Demandez à votre entourage et vous aurez tôt fait d'accumuler les anecdotes sur les partys de bureau. «Les gens se sont mis à se lancer des os de poulet par la tête.»

Demandez à votre entourage et vous aurez tôt fait d'accumuler les anecdotes sur les partys de bureau. «Les gens se sont mis à se lancer des os de poulet par la tête.»

«La secrétaire a perdu son dentier dans la cuvette des toilettes.» «Le directeur des finances s'est retrouvé en bas-culottes lors d'un jeu et a détalé quand on a parlé de prendre une photo.»

Plus de la moitié des Canadiens affirment avoir déjà observé un collègue faire des bêtises lors d'un party de bureau, selon un sondage mené sur workopolis.com en novembre 2005.

Malheureusement, lors de ces fêtes, les incidents n'ont pas toujours un caractère cocasse.

Certains peuvent se déplacer sur un tout autre terrain, celui du harcèlement sexuel.
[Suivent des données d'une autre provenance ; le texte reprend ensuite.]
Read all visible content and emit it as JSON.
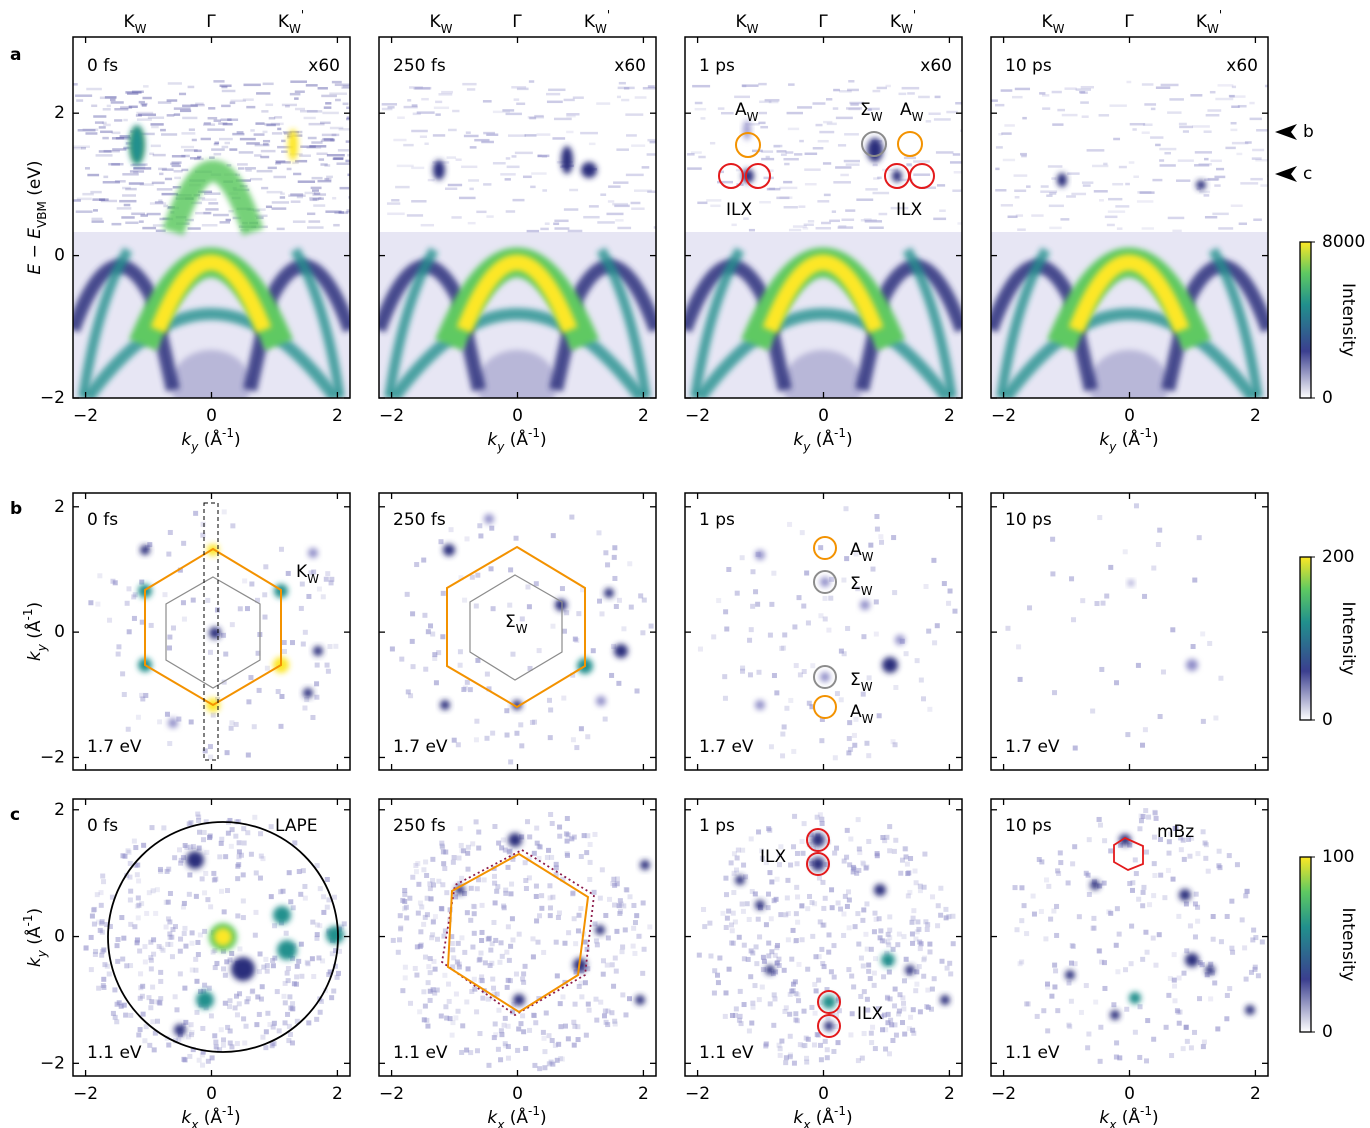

Les partys de bureau seraient-ils particulièrement propices à ce genre de dérapage?

Le bon sens

Pas de façon flagrante, répond Me Jacques Rousse, associé, Groupe droit du travail et de l'emploi chez McCarthy Tétrault.

«Mais le simple bon sens nous indique que les circonstances peuvent s'y prêter. Il y a de l'alcool, les gens sont dans un esprit festif, ils sont bien habillés, ils se voient sous un autre éclairage, sur la piste de danse par exemple.»

Bien entendu, on ne parlera pas nécessairement de harcèlement sexuel pour le moindre petit baiser volé sous le gui. Tout est une question de contexte, précise Me Rousse.

Souvent, le harcèlement sera marqué par un caractère répétitif. En cas d'attouchements ou d'invitations à avoir des activités de nature sexuelle, le comportement sera considéré comme du harcèlement si la personne s'obstine malgré les protestations de sa victime.

Même chose en cas de propos ou de plaisanteries grivoises ou déshonorantes pour l'un ou l'autre sexe.

«Si les gens autour de la personne lui disent d'arrêter et qu'elle continue, même dans le cadre d'une seule soirée, il pourrait y avoir matière à plainte pour harcèlement », signale Me Rousse.

Par contre, observe le juriste, sitôt qu'un supérieur laisse entendre à un subalterne qu'il ou elle obtiendra des avantages en échange de faveurs sexuelles, il s'agit de harcèlement sexuel, que la situation se répète ou non. Pas de zone grise ici.

Responsabilité de l'employeur

Sur le plan juridique, l'employeur est tenu de fournir un milieu de travail libre de tout harcèlement. Or, sa responsabilité pourrait être engagée même au cours d'une fête qui se déroule hors de sa supervision.

Par exemple, l'employeur serait « probablement » considéré comme responsable si le harcèlement se produisait à la résidence d'un cadre qui a invité les membres de son équipe, selon que la réception a été organisée ou non à la demande de l'employeur.

Cependant, l'expérience de Me Rousse lui fait dire que les cas de harcèlement sexuel se règlent généralement par des mécanismes internes à l'entreprise plutôt que devant les tribunaux.

«Je serais en peine de vous citer des causes de jurisprudence québécoise ayant traité de harcèlement sexuel lors de partys de bureau », note-t-il.

Comme il demeure difficile pour l'employeur de s'immuniser contre tout recours, il aurait intérêt à mettre en place certaines mesures qui lui permettraient éventuellement de se défendre, affirme l'avocat.

Me Rousse recommande entre autres les mesures suivantes : se doter d'un code de conduite et le diffuser à l'avance. Offrir des boissons non alcoolisées. Tenir la réception hors des heures de travail et si possible à l'extérieur du bureau.

En cas de consommation d'alcool, on conseille de recourir aux services d'un barman professionnel, capable de refuser un verre à une personne déjà intoxiquée. On devrait aussi servir du café et non plus de l'alcool après une certaine heure.

L'associé de McCarthy Tétrault suggère également de prévoir la présence d'un responsable sur place. Chargé de surveiller le bon déroulement de la soirée, ce dernier pourrait intervenir en cas de situation problématique.

Un seul chaperon pour tout un groupe? Méchant contrat. Ne serait-il pas plus simple d'inviter les conjoints?

« Effectivement, ça pourrait permettre une certaine forme de contrôle », répond l'avocat en riant. « Pour garder la distance entre les collègues et réduire les risques de dérapage, ça m'apparaît une très bonne idée ».